I was struck by the number of exhibits that relied on expensive technology. Texas Instruments, Key Curriculum Press-to name but a few-all have fabulous calculators and software that can be used for teaching.
The exhibits both excited and depressed me. I have a single computer-though access to a computer lab- and a white (not Smart) board that is nearly impossible to clean due to its mottled surface.
I have TI84 calculators-excellent tools-though they do not all feed into a central system. If they did, and I had a Smart Board, I could see all my studnets' work on my screen as demonstarted at the Texas Instruments' booth. I need also point out that I began the year with 25 TI84's and am down to nine.
Are my students at a disadvantage? Am I remiss for not pursuing grants to allow me to purchase these resources? How essential are these tools for teaching math? How technologically behind are DC Public Schools when compared to other schools around the nation?
I think we can assume that in wealthier school districts many of these tools are available.
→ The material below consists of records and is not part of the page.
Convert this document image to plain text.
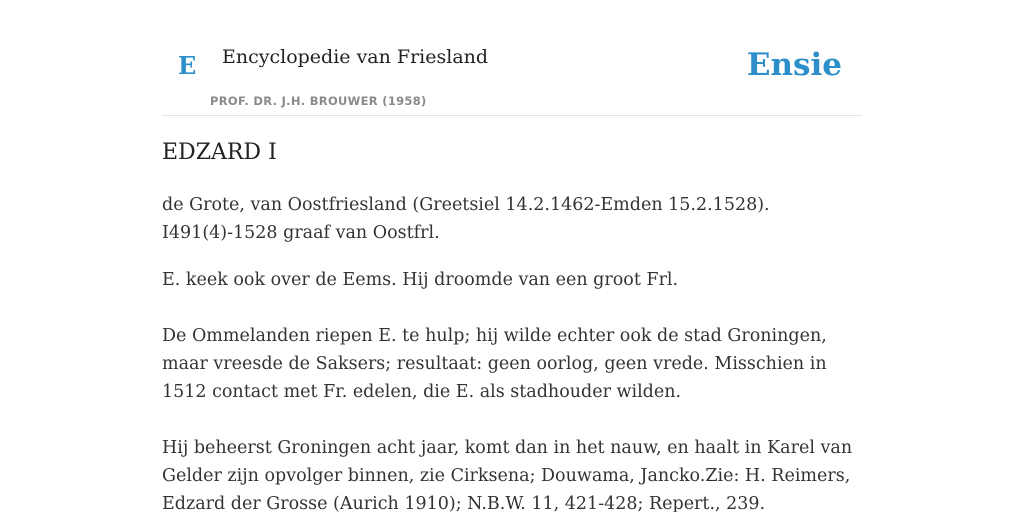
E Encyclopedie van Friesland
PROF. DR. J.H. BROUWER (1958)
Ensie
EDZARD I

de Grote, van Oostfriesland (Greetsiel 14.2.1462-Emden 15.2.1528). I491(4)-1528 graaf van Oostfrl.

E. keek ook over de Eems. Hij droomde van een groot Frl.

De Ommelanden riepen E. te hulp; hij wilde echter ook de stad Groningen, maar vreesde de Saksers; resultaat: geen oorlog, geen vrede. Misschien in 1512 contact met Fr. edelen, die E. als stadhouder wilden.

Hij beheerst Groningen acht jaar, komt dan in het nauw, en haalt in Karel van Gelder zijn opvolger binnen, zie Cirksena; Douwama, Jancko.Zie: H. Reimers, Edzard der Grosse (Aurich 1910); N.B.W. 11, 421-428; Repert., 239.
I also know that some, though few, DC schools have Smart Boards.
Suffice it to say that many of the teachers I spoke with referred to their Smart Boards casually-as if they had always had them. I assume they were purchased by the school district and the teachers were trained to use them. I do not assume that the teachers themselves raised their own money through technological grants, though some may have.
Not all the latest, and presumably expensive, gadgets are worth buying, but some are. The DCPS central office should ascertain those that are, buy them for the teachers, and train them to effectively use them.